En considération de l’ensemble de ces éléments, il y a lieu de confirmer le jugement entrepris en ce qu’il a retenu la proposition de la géomètre expert C de fixer la délimitation des propriétés respectives cadastrées AE 227-228-179 appartenant aux consorts A et les parcelles AE 166 et 180 appartenant à Madame X-E F divorcée Y et Monsieur G Y par les clôtures en poteaux en ciment existantes et propriétés des consorts A.
SUR LES DÉPENS ET L’ARTICLE 700 DU CODE DE PROCÉDURE CIVILE :
L’article 696 du Code de Procédure Civile prévoit que 'la partie perdante est condamnée aux dépens, à moins que le juge, par décision motivée, n’en mette la totalité ou une fraction à la charge d’une autre partie. […]'
Madame X-E F divorcée Y et Monsieur G Y, qui succombent à l’instance, devront supporter in solidum les dépens en cause d’appel.
L’article 700 dispose que 'le juge condamne la partie tenue aux dépens ou qui perd son procès à payer :
1° A l’autre partie la somme qu’il détermine, au titre des frais exposés et non compris dans les dépens ;
2° Et, le cas échéant, à l’avocat du bénéficiaire de l’aide juridictionnelle partielle ou totale une somme au titre des honoraires et frais, non compris dans les dépens, que le bénéficiaire de l’aide aurait exposés s’il n’avait pas eu cette aide. […]
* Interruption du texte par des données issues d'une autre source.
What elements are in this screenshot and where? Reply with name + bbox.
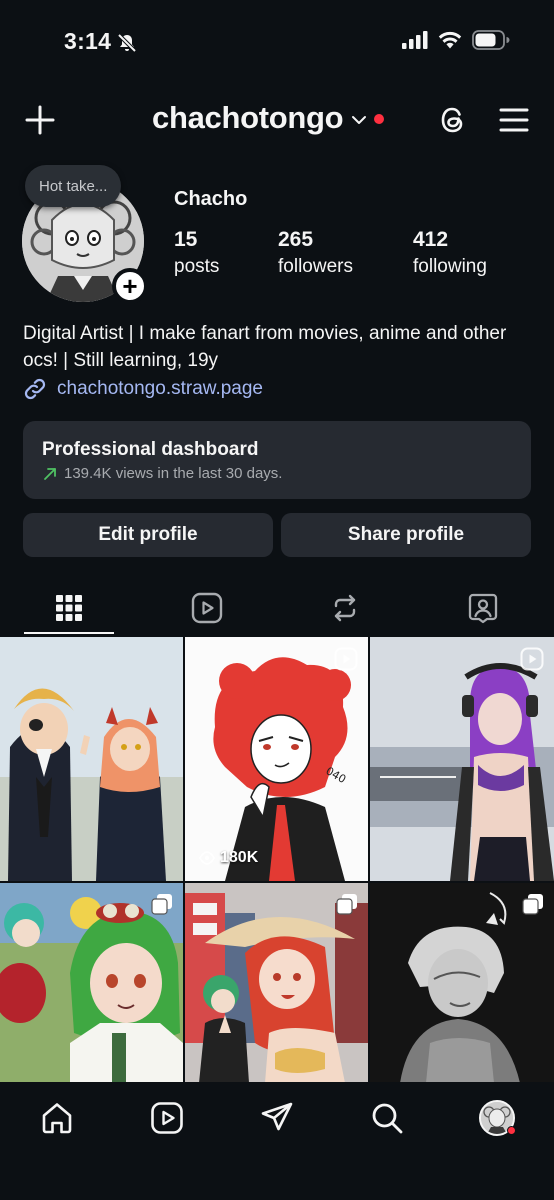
nav-search[interactable] <box>367 1098 407 1138</box>
stat-followers-count: 265 <box>278 228 314 251</box>
post-thumbnail[interactable]: 040 180K <box>185 637 368 881</box>
dashboard-subtitle: 139.4K views in the last 30 days. <box>64 465 283 482</box>
add-story-button[interactable]: + <box>112 268 148 304</box>
stat-followers-label: followers <box>278 256 353 277</box>
stat-followers[interactable]: 265 followers <box>278 228 353 278</box>
bottom-navigation <box>0 1082 554 1200</box>
tab-tagged[interactable] <box>414 580 552 636</box>
profile-tabs <box>0 580 554 636</box>
carousel-icon <box>151 893 173 920</box>
share-profile-button[interactable]: Share profile <box>281 513 531 557</box>
bio-link[interactable]: chachotongo.straw.page <box>23 377 263 401</box>
tagged-icon <box>468 593 498 624</box>
tab-reposts[interactable] <box>276 580 414 636</box>
trend-up-icon <box>44 467 56 480</box>
profile-header: chachotongo <box>0 96 554 144</box>
post-thumbnail[interactable] <box>0 883 183 1083</box>
note-bubble[interactable]: Hot take... <box>25 165 122 207</box>
dashboard-subtitle-row: 139.4K views in the last 30 days. <box>42 465 512 482</box>
stat-following[interactable]: 412 following <box>413 228 487 278</box>
create-plus-icon[interactable] <box>22 102 58 138</box>
link-icon <box>24 378 46 400</box>
nav-reels[interactable] <box>147 1098 187 1138</box>
notification-dot <box>374 114 385 124</box>
carousel-icon <box>336 893 358 920</box>
nav-home[interactable] <box>37 1098 77 1138</box>
direct-icon <box>261 1102 293 1131</box>
post-view-count-value: 180K <box>220 849 259 866</box>
reels-icon <box>191 592 223 624</box>
post-thumbnail[interactable] <box>0 637 183 881</box>
search-icon <box>372 1103 403 1134</box>
reel-icon <box>334 647 358 676</box>
professional-dashboard[interactable]: Professional dashboard 139.4K views in t… <box>23 421 531 499</box>
threads-icon[interactable] <box>434 102 470 138</box>
display-name: Chacho <box>174 188 248 210</box>
post-thumbnail[interactable] <box>185 883 368 1083</box>
home-icon <box>42 1103 72 1134</box>
tab-posts-grid[interactable] <box>0 580 138 636</box>
username: chachotongo <box>152 100 344 135</box>
account-switcher[interactable]: chachotongo <box>152 100 385 136</box>
post-thumbnail[interactable] <box>370 883 554 1083</box>
carousel-icon <box>522 893 544 920</box>
nav-profile-notification-dot <box>507 1126 516 1135</box>
stat-following-count: 412 <box>413 228 449 251</box>
stat-posts-label: posts <box>174 256 220 277</box>
reposts-icon <box>334 594 356 622</box>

Dans tous les cas, le juge tient compte de l’équité ou de la situation économique de la partie condamnée. Il peut, même d’office, pour des raisons tirées des mêmes considérations, dire qu’il n’y a pas lieu à ces condamnations. Néanmoins, s’il alloue une somme au titre du 2° du présent article, celle-ci ne peut être inférieure à la part contributive de l’Etat'.
En l’espèce, l’équité commande de fixer à la somme de 2.000,00 euros le montant de l’indemnité due in solidum par Madame X-E F divorcée Y et Monsieur G Y au titre de l’article 700 susmentionné en cause d’appel.
PAR CES MOTIFS :
LA COUR,
CONFIRME en toutes ses dispositions le jugement rendu par le Tribunal d’Instance de BOURGES le 19 juillet 2019 ;
Y ajoutant :
CONDAMNE in solidum Madame X-E F divorcée Y et Monsieur G Y à payer à Madame H A épouse Z, Monsieur I A et Madame J K épouse A la somme de 2.000,00 euros (deux-mille euros) au titre de l’article 700 du Code de procédure civile en cause d’appel ;
REJETTE toutes autres demandes, plus amples ou contraires formées par les parties ;
CONDAMNE in solidum Madame X-E F divorcée Y et Monsieur G Y aux entiers dépens en cause d’appel.
L’arrêt a été signé par M. PERINETTI, Président, et par Mme GUILLERAULT, Greffier auquel la minute de la décision a été remise par le magistrat signataire.